India and Qatar were among the 16 abstaining voters, which could both sit on their hands and yet let the Resolution pass. The abstainers included a bloc of sub-Saharan African states. Of these, South Africa said it recognized the part played by women in its own struggles for freedom and encouraged Iran to enhance its cooperation with the UN High Commission for Human Rights. But despite its concerns with what it called the ‘geo-politics’ of the Resolution, South Africa nevertheless did nothing to block the Resolution. Nor did India, which last time voted against the Special Rapporteur’s mandate being extended.
The Resolution, as with previous such resolutions, again “regretted” the refusal of Iran to allow Rehman into the country and called on Iran to cooperate with the Special Rapporteur and provide all information necessary “to allow the fulfilment of his mandate” … This last is what the UN calls its “standing invitation” to Iran to cooperate.
Iran’s UN ambassador Ali Bahreini was having none of it. Speaking in English shortly before today’s vote, Bahreini called the Resolution a “malign attempt” to “name and shame” the Islamic Republic. Bahreini said that the “weaponization of human rights as a foreign policy tool” was unacceptable and “endangers the common cause on human rights”.
The purpose of the Resolution, Bahreini claimed, was to “divert attentions from the violations of the rights of Iranians and crimes against humanity committed by the sponsors of this resolution through imposing nationwide unilateral coercive measures against Iran.”
This referred to sanctions imposed on Iran, a point raised in Rehman’s report which recognized the effects of sanctions on Iran’s health sector and called for exemptions in some areas. But, as Rehman argued in the Council, sanctions “should not be used to excuse violations of human rights”.
Iran has claimed that US economic sanction impede healthcare for its citizens, but in fact medicine is exempt and Iran has been importing annually around $3 billion dollars of medications and claims it is an exporter.

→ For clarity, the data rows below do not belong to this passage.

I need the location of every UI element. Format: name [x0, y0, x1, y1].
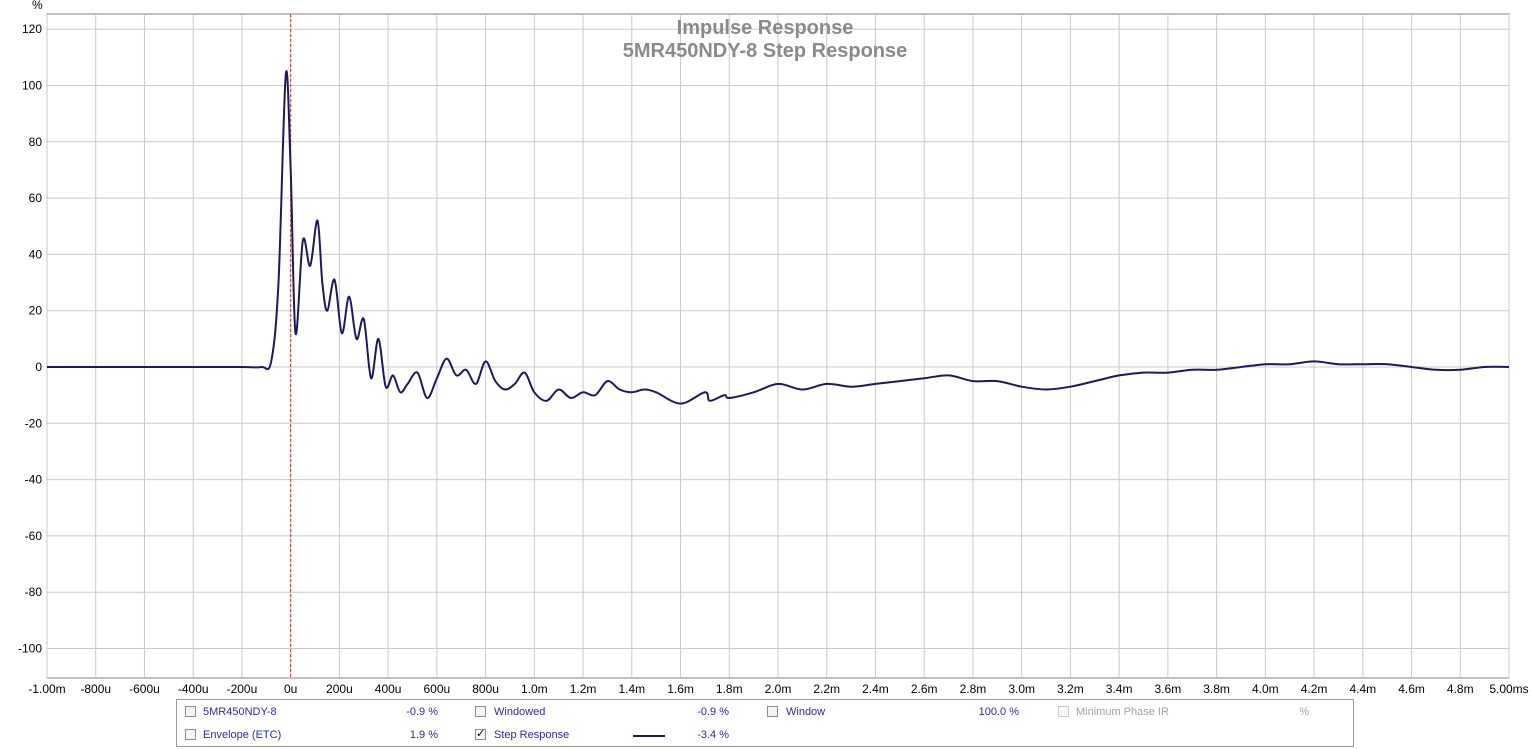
x-tick-label: 1.4m	[618, 682, 645, 696]
legend-value-envelope: 1.9 %	[409, 729, 438, 741]
x-tick-label: 3.4m	[1106, 682, 1133, 696]
y-tick-label: 120	[22, 22, 42, 36]
x-tick-label: -200u	[227, 682, 258, 696]
x-tick-label: 3.0m	[1008, 682, 1035, 696]
y-tick-label: 60	[29, 191, 43, 205]
y-tick-label: 40	[29, 247, 43, 261]
checkbox-window[interactable]	[767, 706, 778, 717]
x-tick-label: 2.8m	[960, 682, 987, 696]
x-tick-label: 4.2m	[1301, 682, 1328, 696]
y-tick-label: -40	[25, 473, 43, 487]
legend-label-window: Window	[786, 706, 826, 718]
y-tick-label: -60	[25, 529, 43, 543]
checkbox-raw[interactable]	[185, 706, 196, 717]
series-step-response	[47, 70, 1510, 405]
legend-value-raw: -0.9 %	[406, 706, 438, 718]
x-tick-label: 1.8m	[716, 682, 743, 696]
y-tick-label: -80	[25, 585, 43, 599]
y-axis-unit: %	[32, 0, 43, 12]
x-tick-label: 400u	[375, 682, 402, 696]
legend-label-windowed: Windowed	[494, 706, 546, 718]
chart-subtitle: 5MR450NDY-8 Step Response	[623, 40, 908, 62]
legend-panel: 5MR450NDY-8 -0.9 % Windowed -0.9 % Windo…	[176, 699, 1354, 747]
y-tick-label: 20	[29, 304, 43, 318]
x-tick-labels: -1.00m -800u -600u -400u -200u 0u 200u 400u 600u…	[28, 682, 1528, 696]
x-tick-label: 800u	[472, 682, 499, 696]
x-tick-label: 3.6m	[1155, 682, 1182, 696]
y-tick-label: 80	[29, 135, 43, 149]
x-tick-label: 2.0m	[765, 682, 792, 696]
y-tick-label: 0	[35, 360, 42, 374]
y-tick-label: -100	[18, 642, 42, 656]
legend-label-raw: 5MR450NDY-8	[203, 706, 277, 718]
x-tick-label: 3.8m	[1203, 682, 1230, 696]
x-tick-label: 2.2m	[813, 682, 840, 696]
x-tick-label: 600u	[424, 682, 451, 696]
x-tick-label: -400u	[178, 682, 209, 696]
x-tick-label: 2.6m	[911, 682, 938, 696]
legend-value-min-phase: %	[1299, 706, 1309, 718]
legend-value-step: -3.4 %	[697, 729, 729, 741]
x-tick-label: 1.6m	[667, 682, 694, 696]
x-tick-label: 200u	[326, 682, 353, 696]
legend-swatch-step	[633, 735, 665, 737]
legend-label-envelope: Envelope (ETC)	[203, 729, 282, 741]
series-lines	[47, 70, 1510, 405]
legend-label-min-phase: Minimum Phase IR	[1076, 706, 1169, 718]
checkbox-step[interactable]: ✓	[475, 728, 486, 740]
x-tick-label: -1.00m	[28, 682, 65, 696]
checkbox-windowed[interactable]	[475, 706, 486, 717]
y-tick-label: 100	[22, 79, 42, 93]
x-tick-label: 1.2m	[570, 682, 597, 696]
x-tick-label: 4.4m	[1349, 682, 1376, 696]
x-tick-label: 3.2m	[1057, 682, 1084, 696]
chart-title: Impulse Response	[677, 17, 854, 39]
x-tick-label: 5.00ms	[1489, 682, 1528, 696]
legend-label-step: Step Response	[494, 729, 570, 741]
y-tick-labels: 120 100 80 60 40 20 0 -20 -40 -60 -80 -100	[18, 22, 42, 655]
impulse-response-chart: 120 100 80 60 40 20 0 -20 -40 -60 -80 -100 -1.00m -8…	[18, 0, 1529, 696]
x-tick-label: 4.8m	[1447, 682, 1474, 696]
x-tick-label: -800u	[80, 682, 111, 696]
grid-lines	[46, 14, 1510, 678]
x-tick-label: 2.4m	[862, 682, 889, 696]
x-tick-label: 4.0m	[1252, 682, 1279, 696]
x-tick-label: 0u	[284, 682, 297, 696]
x-tick-label: 1.0m	[521, 682, 548, 696]
checkbox-min-phase	[1058, 706, 1069, 717]
checkbox-envelope[interactable]	[185, 729, 196, 740]
legend-value-windowed: -0.9 %	[697, 706, 729, 718]
x-tick-label: -600u	[129, 682, 160, 696]
x-tick-label: 4.6m	[1398, 682, 1425, 696]
legend-value-window: 100.0 %	[978, 706, 1019, 718]
y-tick-label: -20	[25, 416, 43, 430]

The Resolution voted through the funds for the Special Rapporteur’s mandate for a further year: at just under $500,000 for a twelve-month period covering all expenses, the post is not extravagant. Rehman now has to prepare a new Report by end of summer to be presented at the forthcoming UNGA in October.
The Resolution also calls for Rehman to work with the international independent fact-finding mission (FFM) on Iran, which itself is likely to prove another unwelcome pressure point on Tehran as it prepares its own report on alleged human rights violations there since the death of Gina Mahsa Amini on September 16, 2022. The FFM is due to present an oral update on its work to the Human Rights Council in June this year ahead of its comprehensive report to the HRC in March 2024.